Open chegmarco1989 opened 2 years ago
Hi @chegmarco1989
The data source is a nested array of integers or a graph if you like. These integers represent the IDs of the entities that being page ranked.
Btw, pagerank is not definitely for ranking webpages. It can rank entities if the relationship between these entities is known. It is called to "Page rank" because the name of the inventor is "Larry Page".
The functional tests shows the usage: https://github.com/PHP-Science/PageRank/blob/master/tests/functional/Service/PageRankAlgorithmTest.php#L86
The array contains a list of entities with their IDs. And it also contains the incoming and outgoing connections.
This method shows how to build up the object and where to put the data source: createPageRankAlgorithm And the method testRun shows the usage.
Too many entities or too high iteration number will consume more time to execute the algorithm.
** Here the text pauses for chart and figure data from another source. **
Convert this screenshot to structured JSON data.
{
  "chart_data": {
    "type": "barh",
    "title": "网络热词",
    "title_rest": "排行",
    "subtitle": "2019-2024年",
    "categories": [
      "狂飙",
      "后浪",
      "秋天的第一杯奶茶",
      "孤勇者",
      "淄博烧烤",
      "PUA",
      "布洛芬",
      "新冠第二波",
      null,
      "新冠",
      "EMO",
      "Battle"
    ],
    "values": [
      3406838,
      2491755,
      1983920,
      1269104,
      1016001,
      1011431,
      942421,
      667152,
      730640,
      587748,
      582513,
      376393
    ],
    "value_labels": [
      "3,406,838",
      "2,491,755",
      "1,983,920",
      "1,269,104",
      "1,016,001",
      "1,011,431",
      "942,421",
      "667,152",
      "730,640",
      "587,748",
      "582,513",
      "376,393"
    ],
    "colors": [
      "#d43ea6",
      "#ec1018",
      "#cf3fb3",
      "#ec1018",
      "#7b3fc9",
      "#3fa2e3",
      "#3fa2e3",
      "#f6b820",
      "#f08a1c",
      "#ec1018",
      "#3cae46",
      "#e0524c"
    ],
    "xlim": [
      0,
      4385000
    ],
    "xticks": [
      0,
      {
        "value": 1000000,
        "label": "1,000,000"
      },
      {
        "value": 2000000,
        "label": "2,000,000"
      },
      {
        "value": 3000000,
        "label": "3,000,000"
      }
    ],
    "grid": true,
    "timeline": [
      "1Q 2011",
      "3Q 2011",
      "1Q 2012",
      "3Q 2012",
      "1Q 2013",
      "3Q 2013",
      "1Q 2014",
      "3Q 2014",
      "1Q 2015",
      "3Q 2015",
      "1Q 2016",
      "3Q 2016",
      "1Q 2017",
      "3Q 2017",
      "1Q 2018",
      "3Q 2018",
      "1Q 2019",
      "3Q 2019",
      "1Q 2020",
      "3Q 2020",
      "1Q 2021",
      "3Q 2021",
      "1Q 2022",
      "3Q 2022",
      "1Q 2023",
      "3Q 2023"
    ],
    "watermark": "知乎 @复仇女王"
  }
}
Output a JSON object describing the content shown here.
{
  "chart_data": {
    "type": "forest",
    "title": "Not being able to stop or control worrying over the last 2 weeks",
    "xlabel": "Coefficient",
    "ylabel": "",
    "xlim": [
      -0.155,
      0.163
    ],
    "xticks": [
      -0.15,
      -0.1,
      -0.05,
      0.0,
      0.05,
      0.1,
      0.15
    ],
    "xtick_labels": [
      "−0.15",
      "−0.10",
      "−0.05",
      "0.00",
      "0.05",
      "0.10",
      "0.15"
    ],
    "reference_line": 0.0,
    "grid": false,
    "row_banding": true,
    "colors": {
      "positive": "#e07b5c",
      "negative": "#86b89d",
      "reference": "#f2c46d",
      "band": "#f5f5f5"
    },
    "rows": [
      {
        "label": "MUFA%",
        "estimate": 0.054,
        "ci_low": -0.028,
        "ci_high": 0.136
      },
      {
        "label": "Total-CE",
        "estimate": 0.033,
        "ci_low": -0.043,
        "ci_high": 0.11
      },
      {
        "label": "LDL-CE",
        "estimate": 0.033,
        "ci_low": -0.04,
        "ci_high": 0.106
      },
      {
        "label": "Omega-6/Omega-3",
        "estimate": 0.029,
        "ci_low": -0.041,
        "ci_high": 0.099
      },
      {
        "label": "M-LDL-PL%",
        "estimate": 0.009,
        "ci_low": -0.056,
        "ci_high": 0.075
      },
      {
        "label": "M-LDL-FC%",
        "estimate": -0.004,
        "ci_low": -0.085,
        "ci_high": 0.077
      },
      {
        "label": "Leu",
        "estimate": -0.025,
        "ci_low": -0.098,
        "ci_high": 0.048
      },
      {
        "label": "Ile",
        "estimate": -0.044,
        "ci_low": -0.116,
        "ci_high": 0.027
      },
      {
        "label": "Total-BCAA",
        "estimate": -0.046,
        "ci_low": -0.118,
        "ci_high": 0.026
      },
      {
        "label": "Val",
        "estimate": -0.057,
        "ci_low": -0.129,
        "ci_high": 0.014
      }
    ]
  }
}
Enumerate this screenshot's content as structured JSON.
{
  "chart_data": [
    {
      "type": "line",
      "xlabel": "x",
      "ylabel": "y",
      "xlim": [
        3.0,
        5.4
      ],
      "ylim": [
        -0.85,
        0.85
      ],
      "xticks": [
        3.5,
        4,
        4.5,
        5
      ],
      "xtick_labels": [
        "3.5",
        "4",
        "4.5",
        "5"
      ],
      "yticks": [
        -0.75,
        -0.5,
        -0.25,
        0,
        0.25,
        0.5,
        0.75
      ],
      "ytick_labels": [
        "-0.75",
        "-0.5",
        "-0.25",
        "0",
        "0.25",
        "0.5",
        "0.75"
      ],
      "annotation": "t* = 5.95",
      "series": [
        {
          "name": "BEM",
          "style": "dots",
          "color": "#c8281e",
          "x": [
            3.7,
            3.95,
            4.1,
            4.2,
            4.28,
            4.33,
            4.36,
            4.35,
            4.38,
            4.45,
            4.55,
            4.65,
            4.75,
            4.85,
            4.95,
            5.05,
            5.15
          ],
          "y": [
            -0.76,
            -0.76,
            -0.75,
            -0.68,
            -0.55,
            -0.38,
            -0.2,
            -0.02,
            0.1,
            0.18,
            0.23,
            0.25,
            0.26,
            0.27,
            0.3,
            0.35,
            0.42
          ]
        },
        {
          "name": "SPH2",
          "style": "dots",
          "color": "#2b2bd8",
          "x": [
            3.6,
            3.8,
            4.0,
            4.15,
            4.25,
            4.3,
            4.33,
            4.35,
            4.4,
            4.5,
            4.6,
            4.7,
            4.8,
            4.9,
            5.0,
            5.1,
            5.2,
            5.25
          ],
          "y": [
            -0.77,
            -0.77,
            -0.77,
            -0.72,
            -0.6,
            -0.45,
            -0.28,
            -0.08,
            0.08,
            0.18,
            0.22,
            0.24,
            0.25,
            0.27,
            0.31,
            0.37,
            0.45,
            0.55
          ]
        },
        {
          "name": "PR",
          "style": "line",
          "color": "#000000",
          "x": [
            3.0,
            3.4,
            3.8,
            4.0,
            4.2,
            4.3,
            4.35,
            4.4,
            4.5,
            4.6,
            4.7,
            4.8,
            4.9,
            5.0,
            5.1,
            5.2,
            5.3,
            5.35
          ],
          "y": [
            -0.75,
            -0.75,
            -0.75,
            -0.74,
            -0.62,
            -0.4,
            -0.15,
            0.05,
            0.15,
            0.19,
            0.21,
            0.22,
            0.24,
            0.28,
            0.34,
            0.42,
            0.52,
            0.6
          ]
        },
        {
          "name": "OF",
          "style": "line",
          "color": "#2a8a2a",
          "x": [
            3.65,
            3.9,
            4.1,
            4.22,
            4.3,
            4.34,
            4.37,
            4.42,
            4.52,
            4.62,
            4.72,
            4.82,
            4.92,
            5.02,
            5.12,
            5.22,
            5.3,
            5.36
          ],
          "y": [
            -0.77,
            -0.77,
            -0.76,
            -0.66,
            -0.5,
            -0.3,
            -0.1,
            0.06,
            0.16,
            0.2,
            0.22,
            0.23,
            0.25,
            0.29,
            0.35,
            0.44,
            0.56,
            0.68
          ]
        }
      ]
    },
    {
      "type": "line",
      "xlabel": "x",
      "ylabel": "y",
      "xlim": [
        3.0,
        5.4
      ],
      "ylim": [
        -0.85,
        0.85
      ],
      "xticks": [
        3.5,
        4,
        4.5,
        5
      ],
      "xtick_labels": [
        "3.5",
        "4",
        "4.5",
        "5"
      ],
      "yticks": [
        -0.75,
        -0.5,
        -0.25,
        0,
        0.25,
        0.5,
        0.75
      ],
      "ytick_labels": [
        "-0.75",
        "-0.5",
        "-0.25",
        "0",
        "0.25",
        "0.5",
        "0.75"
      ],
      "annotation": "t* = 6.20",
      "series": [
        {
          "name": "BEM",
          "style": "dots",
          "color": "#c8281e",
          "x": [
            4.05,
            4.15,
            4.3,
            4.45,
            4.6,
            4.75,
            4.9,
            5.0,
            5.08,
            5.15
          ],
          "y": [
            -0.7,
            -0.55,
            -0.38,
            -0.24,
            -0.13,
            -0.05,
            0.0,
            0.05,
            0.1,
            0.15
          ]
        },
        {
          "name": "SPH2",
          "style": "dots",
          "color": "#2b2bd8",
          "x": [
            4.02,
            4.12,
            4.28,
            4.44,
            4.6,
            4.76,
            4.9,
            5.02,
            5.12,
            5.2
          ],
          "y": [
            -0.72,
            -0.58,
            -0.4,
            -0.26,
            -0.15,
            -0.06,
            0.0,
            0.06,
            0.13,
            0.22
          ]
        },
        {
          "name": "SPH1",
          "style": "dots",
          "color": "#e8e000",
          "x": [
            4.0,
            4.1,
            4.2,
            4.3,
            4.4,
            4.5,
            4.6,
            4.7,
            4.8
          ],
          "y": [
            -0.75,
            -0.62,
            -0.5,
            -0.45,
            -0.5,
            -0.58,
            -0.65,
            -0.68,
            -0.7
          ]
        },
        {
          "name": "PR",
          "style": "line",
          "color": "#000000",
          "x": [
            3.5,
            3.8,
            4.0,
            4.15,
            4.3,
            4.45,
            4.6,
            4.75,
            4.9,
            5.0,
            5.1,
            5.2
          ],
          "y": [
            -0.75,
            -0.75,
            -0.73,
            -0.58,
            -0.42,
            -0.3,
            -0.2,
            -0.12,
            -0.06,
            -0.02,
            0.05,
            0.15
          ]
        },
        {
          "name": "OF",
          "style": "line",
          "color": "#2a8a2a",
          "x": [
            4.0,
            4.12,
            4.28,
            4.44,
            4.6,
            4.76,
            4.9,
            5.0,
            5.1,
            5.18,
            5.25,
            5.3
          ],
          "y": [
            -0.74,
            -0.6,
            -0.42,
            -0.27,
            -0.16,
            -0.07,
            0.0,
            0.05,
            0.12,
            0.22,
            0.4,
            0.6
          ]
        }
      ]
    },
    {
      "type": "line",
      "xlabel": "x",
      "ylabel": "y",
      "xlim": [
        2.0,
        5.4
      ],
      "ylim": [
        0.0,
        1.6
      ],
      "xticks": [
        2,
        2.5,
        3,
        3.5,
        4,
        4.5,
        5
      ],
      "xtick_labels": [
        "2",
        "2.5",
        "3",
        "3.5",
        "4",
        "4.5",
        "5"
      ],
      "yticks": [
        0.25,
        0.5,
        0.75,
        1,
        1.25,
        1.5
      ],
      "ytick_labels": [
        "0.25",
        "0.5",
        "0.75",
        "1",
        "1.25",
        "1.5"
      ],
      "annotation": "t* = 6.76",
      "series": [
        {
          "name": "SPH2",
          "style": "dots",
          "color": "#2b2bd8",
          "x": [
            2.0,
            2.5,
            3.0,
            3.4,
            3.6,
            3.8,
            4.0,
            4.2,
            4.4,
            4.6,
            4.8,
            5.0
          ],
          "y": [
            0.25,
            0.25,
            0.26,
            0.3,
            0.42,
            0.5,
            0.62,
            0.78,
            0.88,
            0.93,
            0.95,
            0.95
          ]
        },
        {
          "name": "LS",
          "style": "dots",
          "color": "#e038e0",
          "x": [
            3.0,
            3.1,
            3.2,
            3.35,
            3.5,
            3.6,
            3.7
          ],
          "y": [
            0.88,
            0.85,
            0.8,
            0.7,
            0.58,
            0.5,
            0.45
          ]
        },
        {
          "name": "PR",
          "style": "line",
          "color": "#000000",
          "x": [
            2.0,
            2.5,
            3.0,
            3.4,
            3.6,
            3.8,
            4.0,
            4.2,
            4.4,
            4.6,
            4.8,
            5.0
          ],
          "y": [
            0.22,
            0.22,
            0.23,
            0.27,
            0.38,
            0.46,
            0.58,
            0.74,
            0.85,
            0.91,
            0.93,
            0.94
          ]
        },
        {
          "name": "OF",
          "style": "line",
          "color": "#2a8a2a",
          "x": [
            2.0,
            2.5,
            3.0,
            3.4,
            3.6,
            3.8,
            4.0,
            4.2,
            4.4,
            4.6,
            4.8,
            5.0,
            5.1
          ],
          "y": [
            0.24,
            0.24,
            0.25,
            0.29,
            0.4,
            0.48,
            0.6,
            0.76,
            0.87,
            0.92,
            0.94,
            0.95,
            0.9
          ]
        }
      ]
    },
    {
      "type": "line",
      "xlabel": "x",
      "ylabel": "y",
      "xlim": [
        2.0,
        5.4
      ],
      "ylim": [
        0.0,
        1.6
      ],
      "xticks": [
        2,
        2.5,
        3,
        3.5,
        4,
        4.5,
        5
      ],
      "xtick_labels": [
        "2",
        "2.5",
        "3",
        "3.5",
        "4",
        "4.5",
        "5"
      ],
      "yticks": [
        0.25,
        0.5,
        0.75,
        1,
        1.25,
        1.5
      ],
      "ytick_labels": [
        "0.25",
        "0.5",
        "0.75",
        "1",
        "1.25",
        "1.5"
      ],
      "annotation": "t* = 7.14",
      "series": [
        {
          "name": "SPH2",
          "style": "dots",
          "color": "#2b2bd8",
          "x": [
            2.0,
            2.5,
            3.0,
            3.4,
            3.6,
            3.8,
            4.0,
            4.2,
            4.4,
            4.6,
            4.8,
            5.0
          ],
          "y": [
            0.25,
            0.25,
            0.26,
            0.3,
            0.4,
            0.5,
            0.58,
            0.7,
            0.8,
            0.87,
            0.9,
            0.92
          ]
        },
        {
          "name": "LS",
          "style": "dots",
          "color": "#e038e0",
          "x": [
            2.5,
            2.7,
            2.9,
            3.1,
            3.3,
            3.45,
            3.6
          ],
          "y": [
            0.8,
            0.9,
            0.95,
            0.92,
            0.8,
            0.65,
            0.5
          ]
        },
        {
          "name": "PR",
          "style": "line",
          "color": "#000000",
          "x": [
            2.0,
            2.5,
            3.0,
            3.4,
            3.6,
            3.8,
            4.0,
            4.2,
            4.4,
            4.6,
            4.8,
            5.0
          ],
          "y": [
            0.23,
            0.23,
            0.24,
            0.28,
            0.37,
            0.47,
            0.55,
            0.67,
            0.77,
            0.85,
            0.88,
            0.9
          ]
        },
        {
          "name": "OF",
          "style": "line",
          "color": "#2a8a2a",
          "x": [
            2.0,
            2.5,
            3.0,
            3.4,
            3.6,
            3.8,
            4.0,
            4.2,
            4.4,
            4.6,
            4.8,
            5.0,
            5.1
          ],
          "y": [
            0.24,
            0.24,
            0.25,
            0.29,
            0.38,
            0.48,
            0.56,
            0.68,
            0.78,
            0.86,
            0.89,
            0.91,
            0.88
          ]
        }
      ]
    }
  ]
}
I believe, in real world, a pagerank algorithm runs in parallel in smaller topics - sometimes for weeks. (Also the optimised search algorithms weren't as efficient as the PHP builtin search algorithms.)
Thank you very much @DavidBelicza for your answer.
But what do you mean by "Also the optimised search algorithms weren't as efficient as the PHP builtin search algorithms" ???
Can you give us some examples of native PHP algorithms that can deliver results more efficiently than "PageRank" ???
Thank you for responding to us please.
Hi.
We want to know:
1 - How to use it in the case of ranking of web pages ??? What can we insert into the $datasource variable to successfully classify our web page ??? Should we just put the list of urls as datasource ???
2 - Is this package capable of classifying a large or large database of the order of millions or even billions of data ???
Thank you for informing us please.